Le saviez-vous ? La saga du lait ?

Les premiers élevages ont accompagné la révolution néolithique. Ils auraient commencé vers 9000 avant notre ère pour les ovins et les caprins et vers 8000 pour les bovins. La traite du lait aurait commencé en même temps : pour pouvoir traire vaches, chèvres et brebis il faut qu’elles soient domestiquées !

Nous avons peu d’informations sur la transformation du lait par nos ancêtres. Le fromage a peut-être été inventé de manière fortuite : les hommes conservaient et transportaient le lait dans des gourdes et récipients en peau animale, qui fournissaient un coagulant naturel ! Ou nos ancêtres auraient trouvé du lait caillé dans l’estomac de jeunes bovins tués pour leur viande. Quoiqu’il en soit cette découverte permis de conserver durablement le précieux liquide et favorisa le progrès de la civilisation.

Pendant la Haute-Antiquité le fromage continua à se développer. Il faisait partie de la ration des soldats romains. Les Romains inventèrent peut-être le pressoir, qui permet d’obtenir des fromages plus secs, plus facilement transportables et qui se conservent mieux. Il faisait également partie du régime quotidien des Grecs.

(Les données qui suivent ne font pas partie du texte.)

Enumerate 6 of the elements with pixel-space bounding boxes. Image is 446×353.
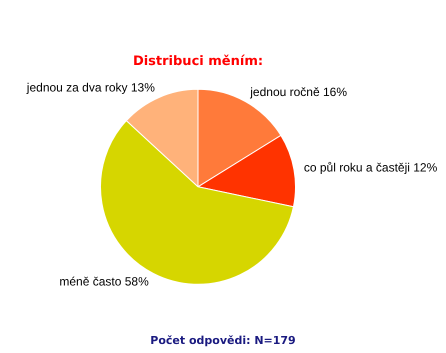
text: Počet odpovědi: N=179 <box>149 334 297 347</box>
slice-label: méně často 58% <box>59 274 150 289</box>
slice-label: jednou ročně 16% <box>249 85 348 100</box>
slice-label: co půl roku a častěji 12% <box>304 160 438 174</box>
chart-title: Distribuci měním: <box>132 54 264 70</box>
slice-label: jednou za dva roky 13% <box>26 80 156 95</box>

Le beurre fut lui certainement découvert en Asie, peut-être en Inde. C’est grâce aux campagnes d’Alexandre le Grand que le monde gréco-romain découvrit le ghee indien et en fit… un produit de beauté ! 

Au Moyen Âge les produits laitiers deviennent des aliments de base de la population. Ils permettent d’obtenir les nutriments indispensables à moindre coût. La production était avant tout domestique, ce qui explique la grande diversité des fromages ! Il permet surtout de conserver le lait toute l’année ! D’ailleurs de nombreuses techniques ont été inventées pour favoriser la conservation, comme le lavage du maroilles, par exemple. La mise en commun du lait de tout un village permit également l’invention de grands fromages de longue conservation, comme le Gruyère AOP suisse. Il faut souligner le rôle majeur des monastères dans la production et la commercialisation des fromages, qui s’explique par le renoncement à la consommation de viande de la part des moines au Moyen Âge. Ce sont eux qui améliorèrent et diffusèrent le munster, l’abondance, l’époisses et bien entendu La Tête de Moine AOP !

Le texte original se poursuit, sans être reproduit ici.